I'm using an Nvidia/Cuda container to host my Django website. It's a new deployment of an old website that used to utilize CPU scored models. The rationale for using the Nivida/Cuda docker is to accelerate scoring speed when requesting an analysis through the Django interface.
The difficulty I am running into is that my docker-compose build is generating GPU memory errors. I hadn't anticipated that Celery / Django would load the models directly into the GPU in advance of an actual scoring call, and that this process would consume so much space. Accordingly, the GPU memory is quickly consumed and my website is not launching appropriately.
My question is whether there are ways that I could manage the GPU memory more effectively. Presently, I am loading the Tensorflow models in my Django settings.py invocation. Since I am using Celery, it is effectively doubling the GPU memory demand. At runtime, most models (but not all) are using Celery-based scoring mechanisms.

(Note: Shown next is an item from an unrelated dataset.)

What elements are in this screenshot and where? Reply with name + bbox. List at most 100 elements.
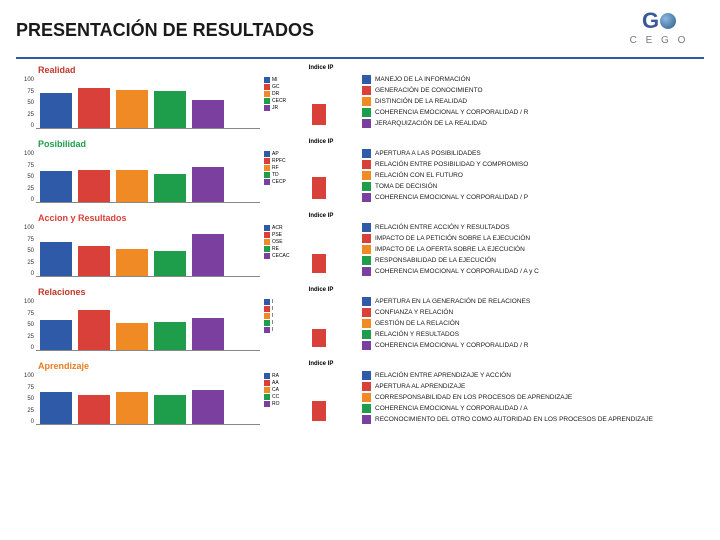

Some options I am considering:
- Ways to eliminate non-scoring components of the Tensorflow model that take up unnecessary space;
- Passing an environment variable to identify Celery vs Django to conditionally load models;
- Limiting my Tensorflow model complexity to reduce size;
- Reducing Celery concurrency (was 10; now set to 1) to limit duplication in GPU memory.
Any other possibilities that others have used?